The U.S. Senate late Thursday unanimously ratified by a 95-0 vote a treaty between the United States and Russia to reduce both countries' nuclear weapons stockpiles.
The treaty, signed by President Bush and Russian President Vladimir Putin last May, would cut U.S. and Russian long-range nuclear warheads by two-thirds, down to between 1,700 and 2,200 by 2012.
Senate Majority Leader Bill Frist praised the accord. "The treaty is remarkable because it encompasses the most dramatic reductions in strategic nuclear weapons every envisioned between two nuclear powers," he said.
But some Democrats expressed concerns that the pact allows weapons to be stored rather than destroyed, raising the possibility that terrorists could get access to them.
Senator Biden, the ranking Democrat on the Senate Foreign Relations Committee, said "I worry that if Russia does not destroy [their warheads], that we will find ourselves susceptible to the clandestine sale or the actual stealing of these materials into the hands of people who do not have our interests at hand."

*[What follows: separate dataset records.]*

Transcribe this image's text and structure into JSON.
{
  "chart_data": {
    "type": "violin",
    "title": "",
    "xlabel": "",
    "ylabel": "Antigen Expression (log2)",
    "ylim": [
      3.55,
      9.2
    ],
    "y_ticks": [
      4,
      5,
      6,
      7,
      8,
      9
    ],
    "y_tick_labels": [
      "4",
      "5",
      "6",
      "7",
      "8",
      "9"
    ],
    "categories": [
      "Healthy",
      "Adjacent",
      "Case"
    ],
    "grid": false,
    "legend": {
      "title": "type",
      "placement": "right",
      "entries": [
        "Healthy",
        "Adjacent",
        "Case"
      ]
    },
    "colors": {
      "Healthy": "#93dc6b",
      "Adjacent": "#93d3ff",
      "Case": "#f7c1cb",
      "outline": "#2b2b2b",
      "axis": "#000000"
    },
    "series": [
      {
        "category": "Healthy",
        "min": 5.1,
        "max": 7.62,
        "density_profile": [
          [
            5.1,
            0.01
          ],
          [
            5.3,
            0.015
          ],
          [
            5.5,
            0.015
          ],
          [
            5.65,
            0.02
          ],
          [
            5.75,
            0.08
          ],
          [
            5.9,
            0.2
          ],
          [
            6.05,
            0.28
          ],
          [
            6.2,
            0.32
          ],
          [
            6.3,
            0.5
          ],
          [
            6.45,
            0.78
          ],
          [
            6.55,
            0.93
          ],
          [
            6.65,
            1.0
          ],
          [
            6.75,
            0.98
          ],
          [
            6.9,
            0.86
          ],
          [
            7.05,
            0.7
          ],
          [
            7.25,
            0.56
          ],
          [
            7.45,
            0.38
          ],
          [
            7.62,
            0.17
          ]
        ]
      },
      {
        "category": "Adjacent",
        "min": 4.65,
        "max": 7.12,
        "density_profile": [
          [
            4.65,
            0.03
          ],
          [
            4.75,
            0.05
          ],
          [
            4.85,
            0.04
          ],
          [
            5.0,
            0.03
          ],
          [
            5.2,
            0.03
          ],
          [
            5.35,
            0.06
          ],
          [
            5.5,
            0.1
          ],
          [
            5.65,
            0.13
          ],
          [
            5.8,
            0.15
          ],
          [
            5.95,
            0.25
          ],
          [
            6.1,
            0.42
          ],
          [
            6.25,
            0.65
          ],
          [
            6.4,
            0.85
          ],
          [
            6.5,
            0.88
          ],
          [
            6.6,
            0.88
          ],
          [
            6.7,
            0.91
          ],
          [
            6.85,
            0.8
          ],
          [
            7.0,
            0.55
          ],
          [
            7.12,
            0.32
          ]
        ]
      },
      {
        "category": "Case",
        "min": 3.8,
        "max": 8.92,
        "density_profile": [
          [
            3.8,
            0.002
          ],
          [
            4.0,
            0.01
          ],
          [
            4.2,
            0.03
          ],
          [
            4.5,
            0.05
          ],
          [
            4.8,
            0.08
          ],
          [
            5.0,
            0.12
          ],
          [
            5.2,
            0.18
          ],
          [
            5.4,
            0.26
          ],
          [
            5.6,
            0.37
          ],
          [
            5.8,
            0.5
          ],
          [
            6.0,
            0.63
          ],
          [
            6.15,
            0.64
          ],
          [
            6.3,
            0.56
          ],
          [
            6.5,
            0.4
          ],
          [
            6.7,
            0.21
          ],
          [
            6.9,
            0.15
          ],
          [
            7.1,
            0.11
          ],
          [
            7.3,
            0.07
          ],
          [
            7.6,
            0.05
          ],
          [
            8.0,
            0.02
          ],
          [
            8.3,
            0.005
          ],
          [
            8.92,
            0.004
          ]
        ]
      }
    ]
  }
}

Committee chairman Senator Dick Lugar of Indiana agreed, saying the accord is not sufficient without a strengthening of the U.S. funded program he co-founded 12 years ago to help former Soviet republics dismantle their weapons. "We must work with Russia to make certain that these dangerous weapons do not fall into the wrong hands," he said.
Some lawmakers also worried about what they called the treaty's lack of verification measures.
But despite the concerns, Senators acknowledged that rejection of the treaty would be a harsh blow to U.S. Russian relations, especially when President Bush would like a commitment from Russia that it would not veto a United Nations resolution authorizing force against Iraq.